"La sustancia específica no ha sido identificada hasta ahora", explicaron, indicando que se seguirán llevando pruebas a cabo.
Los médicos advirtieron que existen posibilidades de que Navalny experimente efectos a largo plazo por el daño sufrido y no se puede excluir aquellos que afectan al sistema nervioso.
El jueves pasado, Navalny comenzó a sentirse enfermo durante un vuelo a Moscú desde la ciudad siberiana de Tomsk.
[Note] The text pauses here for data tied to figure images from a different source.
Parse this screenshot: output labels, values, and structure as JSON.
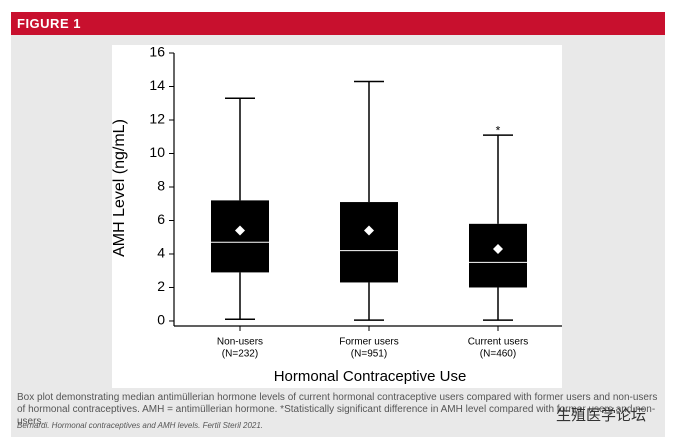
{
  "header": "FIGURE 1",
  "chart_data": {
    "type": "box",
    "ylabel": "AMH Level (ng/mL)",
    "xlabel": "Hormonal Contraceptive Use",
    "categories": [
      "Non-users",
      "Former users",
      "Current users"
    ],
    "category_counts": [
      "(N=232)",
      "(N=951)",
      "(N=460)"
    ],
    "whisker_low": [
      0.1,
      0.05,
      0.05
    ],
    "q1": [
      2.9,
      2.3,
      2.0
    ],
    "median": [
      4.7,
      4.2,
      3.5
    ],
    "q3": [
      7.2,
      7.1,
      5.8
    ],
    "whisker_high": [
      13.3,
      14.3,
      11.1
    ],
    "mean": [
      5.4,
      5.4,
      4.3
    ],
    "annotations": [
      {
        "category": 2,
        "y": 11.5,
        "text": "*"
      }
    ],
    "color": "#000000",
    "ylim": [
      -0.3,
      16
    ],
    "yticks": [
      0,
      2,
      4,
      6,
      8,
      10,
      12,
      14,
      16
    ]
  },
  "caption": "Box plot demonstrating median antimüllerian hormone levels of current hormonal contraceptive users compared with former users and non-users of hormonal contraceptives. AMH = antimüllerian hormone. *Statistically significant difference in AMH level compared with former users and non-users.",
  "citation": "Bernardi. Hormonal contraceptives and AMH levels. Fertil Steril 2021.",
  "watermark": "生殖医学论坛"
}
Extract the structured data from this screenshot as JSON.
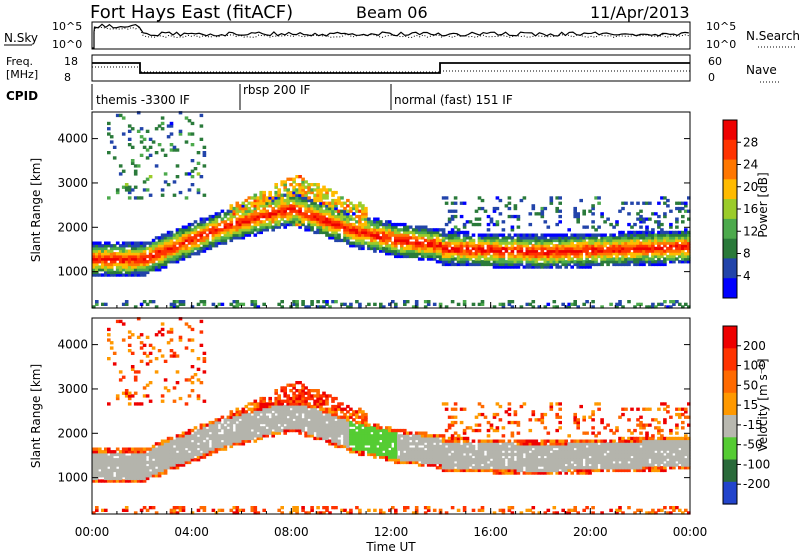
{
  "header": {
    "title": "Fort Hays East (fitACF)",
    "beam": "Beam 06",
    "date": "11/Apr/2013"
  },
  "top_panels": {
    "nsky_label": "N.Sky",
    "nsky_ticks": [
      "10^5",
      "10^0"
    ],
    "nsearch_label": "N.Search",
    "freq_label": "Freq.",
    "freq_unit": "[MHz]",
    "freq_ticks": [
      "18",
      "8"
    ],
    "nave_label": "Nave",
    "nave_ticks": [
      "60",
      "0"
    ],
    "cpid_label": "CPID",
    "cpid_segments": [
      {
        "start": 0,
        "end": 6,
        "label": "themis -3300 IF"
      },
      {
        "start": 6,
        "end": 12,
        "label": "rbsp 200 IF"
      },
      {
        "start": 12,
        "end": 24,
        "label": "normal (fast) 151 IF"
      }
    ]
  },
  "chart_data": [
    {
      "type": "heatmap",
      "name": "power",
      "ylabel": "Slant Range [km]",
      "xlim": [
        0,
        24
      ],
      "ylim": [
        180,
        4600
      ],
      "yticks": [
        "1000",
        "2000",
        "3000",
        "4000"
      ],
      "colorbar": {
        "label": "Power [dB]",
        "ticks": [
          "28",
          "24",
          "20",
          "16",
          "12",
          "8",
          "4"
        ],
        "range": [
          0,
          30
        ]
      }
    },
    {
      "type": "heatmap",
      "name": "velocity",
      "ylabel": "Slant Range [km]",
      "xlabel": "Time UT",
      "xlim": [
        0,
        24
      ],
      "ylim": [
        180,
        4600
      ],
      "yticks": [
        "1000",
        "2000",
        "3000",
        "4000"
      ],
      "xticks": [
        "00:00",
        "04:00",
        "08:00",
        "12:00",
        "16:00",
        "20:00",
        "00:00"
      ],
      "colorbar": {
        "label": "Velocity [m s⁻¹]",
        "ticks": [
          "200",
          "100",
          "50",
          "15",
          "-15",
          "-50",
          "-100",
          "-200"
        ]
      }
    }
  ],
  "colors": {
    "power_scale": [
      "#0000ff",
      "#2244aa",
      "#2a7a3a",
      "#4caa4c",
      "#9bcc2a",
      "#ffbb00",
      "#ff7700",
      "#ff3300",
      "#ee0000"
    ],
    "velocity_scale": [
      "#2244cc",
      "#2a6a3a",
      "#55cc33",
      "#b8b8b0",
      "#ff9900",
      "#ff6a00",
      "#ff3300",
      "#ee0000"
    ],
    "ground_scatter": "#b4b4ac"
  }
}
El avión realizó un aterrizaje de emergencia en Omsk mientras Nalvalny gritaba, agónico. Allí, fue ingresado en el hospital.
“Suponemos que Alexei fue envenenado con algo mezclado en su té; fue lo único que bebió en toda la mañana”, dijo Kira Yarmysh, su portavoz. Los médicos rusos que lo atendieron en Omsk aseguran que Navalny no fue envenenado, sino que su diagnóstico es otro, se refirieron a una enfermedad metabólica causada por la baja de azúcar en sangre.
Anatoli Kalinishenko, responsable del hospital de Omsk, indicó que, según 2 laboratorios, en Omsk y Moscú, "ninguna sustancia que puede ser considerada como veneno (...) fue identificada" en el organismo de Navalny.
Sin embargo, según su entorno, la demora en permitir el traslado de Navalny del hospital ruso a Alemania configuró un intento de atacar contra la vida del político opositor, y lo que se buscó fue ganar tiempo para que una posible sustancia tóxica se disolviera y no pudiera ser detectada.
Los médicos rusos han negado haber recibido "presiones" o injerencias oficiales por parte del exterior. La demora, adujeron, se debió a que Navalny no estaba en principio en condiciones de ser trasladado. "No nos pusimos de acuerdo sobre el diagnóstico con nadie. Nadie del exterior ejerció ninguna presión contra nosotros, ni de la parte de médicos ni de otras fuerzas", declaró Alexander Murajovski, médico en jefe del hospital de Omsk, en una rueda de prensa virtual.
"Mediante grandes esfuerzos, le salvamos la vida", afirmó.
La esposa de Nalvany aseguró que "no confía" en el hospital ruso.
El portavoz Seibert dijo que el gobierno alemán "toma muy en serio la sospecha" de que alguien envenenó al político ruso. "No hubo invitación formal (del gobierno alemán) pero, por razones humanitarias, Navalny pudo entrar en el país por pedido de su familia", agregó, en referencia al traslado.